In inflammatory bowel disease, autonomic dysfunction contributes to symptoms, morbidity, and health care resource utilization. Efferent vagal neurons, which provide the primary parasympathetic input to the gastrointestinal tract, are housed in the dorsal motor nucleus of the vagus (DMV) in the brainstem. This study seeks to characterize the effects of IBD on DMV neuronal survival and function. TNBS (picrylsulfonic acid) was administered by enema to induce colitis in rats. Brain sections through the DMV were examined for neuronal apoptosis using TUNEL labeling, and for glial cell activation by immunofluorescence. Prothrombin production was evaluated via quantitative RT-PCR from DMV tissue, as well as by double immunofluorescence in DMV sections.
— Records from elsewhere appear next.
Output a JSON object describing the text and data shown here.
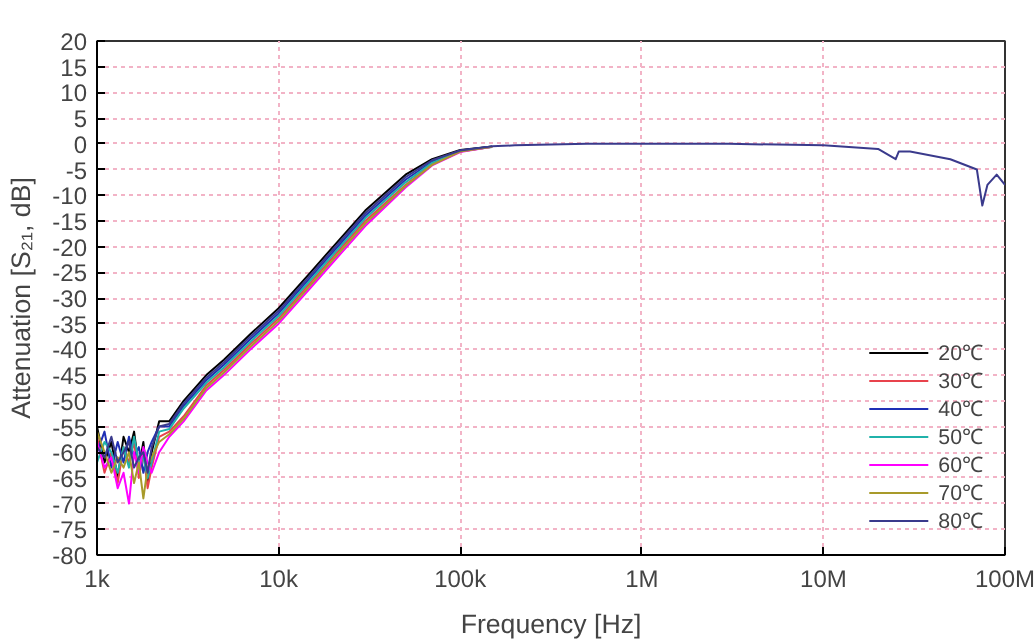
{
  "chart_data": {
    "type": "line",
    "xlabel": "Frequency [Hz]",
    "ylabel": "Attenuation [S₂₁, dB]",
    "log": "x",
    "xlim": [
      1000,
      100000000
    ],
    "ylim": [
      -80,
      20
    ],
    "xticks": [
      {
        "value": 1000,
        "label": "1k"
      },
      {
        "value": 10000,
        "label": "10k"
      },
      {
        "value": 100000,
        "label": "100k"
      },
      {
        "value": 1000000,
        "label": "1M"
      },
      {
        "value": 10000000,
        "label": "10M"
      },
      {
        "value": 100000000,
        "label": "100M"
      }
    ],
    "yticks": [
      -80,
      -75,
      -70,
      -65,
      -60,
      -55,
      -50,
      -45,
      -40,
      -35,
      -30,
      -25,
      -20,
      -15,
      -10,
      -5,
      0,
      5,
      10,
      15,
      20
    ],
    "grid": true,
    "legend": "bottom right",
    "marker": "none",
    "line_style": "solid",
    "x": [
      1000,
      1100,
      1200,
      1300,
      1400,
      1500,
      1600,
      1700,
      1800,
      1900,
      2000,
      2200,
      2500,
      3000,
      4000,
      5000,
      7000,
      10000,
      15000,
      20000,
      30000,
      50000,
      70000,
      100000,
      150000,
      200000,
      500000,
      1000000,
      3000000,
      10000000,
      20000000,
      25000000,
      26000000,
      30000000,
      50000000,
      70000000,
      75000000,
      80000000,
      90000000,
      100000000
    ],
    "series": [
      {
        "name": "20℃",
        "color": "#000000",
        "values": [
          -55,
          -62,
          -58,
          -65,
          -57,
          -60,
          -56,
          -63,
          -58,
          -66,
          -60,
          -54,
          -54,
          -50,
          -45,
          -42,
          -37,
          -32,
          -25,
          -20,
          -13,
          -6,
          -3,
          -1.2,
          -0.5,
          null,
          null,
          null,
          null,
          null,
          null,
          null,
          null,
          null,
          null,
          null,
          null,
          null,
          null,
          null
        ]
      },
      {
        "name": "30℃",
        "color": "#e8434c",
        "values": [
          -57,
          -64,
          -60,
          -66,
          -59,
          -62,
          -58,
          -65,
          -60,
          -67,
          -63,
          -57,
          -56,
          -53,
          -47,
          -44,
          -39,
          -34,
          -27,
          -22,
          -15,
          -8,
          -4,
          -1.5,
          -0.6,
          null,
          null,
          null,
          null,
          null,
          null,
          null,
          null,
          null,
          null,
          null,
          null,
          null,
          null,
          null
        ]
      },
      {
        "name": "40℃",
        "color": "#1f2fb5",
        "values": [
          -60,
          -56,
          -63,
          -58,
          -62,
          -57,
          -61,
          -59,
          -64,
          -60,
          -58,
          -55,
          -55,
          -51,
          -46,
          -43,
          -38,
          -33,
          -26,
          -21,
          -14,
          -7,
          -3.5,
          -1.3,
          -0.5,
          null,
          null,
          null,
          null,
          null,
          null,
          null,
          null,
          null,
          null,
          null,
          null,
          null,
          null,
          null
        ]
      },
      {
        "name": "50℃",
        "color": "#20b2aa",
        "values": [
          -62,
          -58,
          -60,
          -64,
          -59,
          -63,
          -57,
          -62,
          -61,
          -65,
          -62,
          -56,
          -55.5,
          -51.5,
          -46.5,
          -43.5,
          -38.5,
          -33.5,
          -26.5,
          -21.5,
          -14.5,
          -7.5,
          -3.7,
          -1.4,
          -0.6,
          null,
          null,
          null,
          null,
          null,
          null,
          null,
          null,
          null,
          null,
          null,
          null,
          null,
          null,
          null
        ]
      },
      {
        "name": "60℃",
        "color": "#ff00ff",
        "values": [
          -58,
          -63,
          -61,
          -67,
          -64,
          -70,
          -60,
          -64,
          -59,
          -62,
          -64,
          -60,
          -57,
          -54,
          -48,
          -45,
          -40,
          -35,
          -28,
          -23,
          -16,
          -8.5,
          -4.2,
          -1.6,
          -0.6,
          null,
          null,
          null,
          null,
          null,
          null,
          null,
          null,
          null,
          null,
          null,
          null,
          null,
          null,
          null
        ]
      },
      {
        "name": "70℃",
        "color": "#a89a2a",
        "values": [
          -56,
          -60,
          -64,
          -61,
          -63,
          -60,
          -66,
          -62,
          -69,
          -63,
          -61,
          -58,
          -56.5,
          -53.5,
          -47.5,
          -44.5,
          -39.5,
          -34.5,
          -27.5,
          -22.5,
          -15.5,
          -8.2,
          -4.1,
          -1.5,
          -0.6,
          null,
          null,
          null,
          null,
          null,
          null,
          null,
          null,
          null,
          null,
          null,
          null,
          null,
          null,
          null
        ]
      },
      {
        "name": "80℃",
        "color": "#3a3a8c",
        "values": [
          -59,
          -61,
          -57,
          -62,
          -60,
          -58,
          -63,
          -61,
          -60,
          -64,
          -59,
          -55,
          -54.5,
          -50.5,
          -45.5,
          -42.5,
          -37.5,
          -32.5,
          -25.5,
          -20.5,
          -13.5,
          -6.5,
          -3.2,
          -1.3,
          -0.5,
          -0.3,
          0,
          0,
          0,
          -0.3,
          -1,
          -3,
          -1.5,
          -1.5,
          -3,
          -5,
          -12,
          -8,
          -6,
          -8
        ]
      }
    ]
  }
}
To investigate the effects of thrombin in the DMV, thrombin or thrombin and an antagonist to its receptor were administered into the fourth ventricle via a stereotactically placed cannula. DMV sections were then examined for apoptosis by TUNEL assay. To evaluate the effect of thrombin on DMV neuronal function, we examined calcium signaling in primary DMV neuron cultures following exposure to thrombin and other neurotransmitters. TNBS colitis is associated with significantly increased rates of DMV neuronal apoptosis, affecting 12.7 % of DMV neurons in animals with colitis, compared to 3.4 % in controls. There was a corresponding increase in DMV neuron activated caspase-3 immunoreactivity (14.8 vs. 2.6 % of DMV neurons). TNBS-treated animals also demonstrated significantly increased DMV astrocyte and microglial immunoreactivity, indicating glial cell activation. DMV prothrombin production was significantly increased in TNBS colitis, with a close anatomic relationship between prothrombin and microglia. Direct DMV exposure to thrombin replicated the apoptosis and activation of caspase-3 seen in TNBS colitis; these effects were prevented by coadministration of the PAR-1 inhibitor FR171113. Cultured DMV neurons exhibited impaired calcium signaling in response to neurotransmitters following exposure to thrombin. Glutamate-induced calcium transients decreased by 59 %, and those triggered by GABA were reduced by 61 %. PAR-1 antagonism prevented these thrombin-induced changes in calcium signaling. IBD is associated with DMV microglial activation and production of prothrombin. Thrombin in the DMV causes vagal neuron apoptosis and decreased sensitivity to neurotransmitters.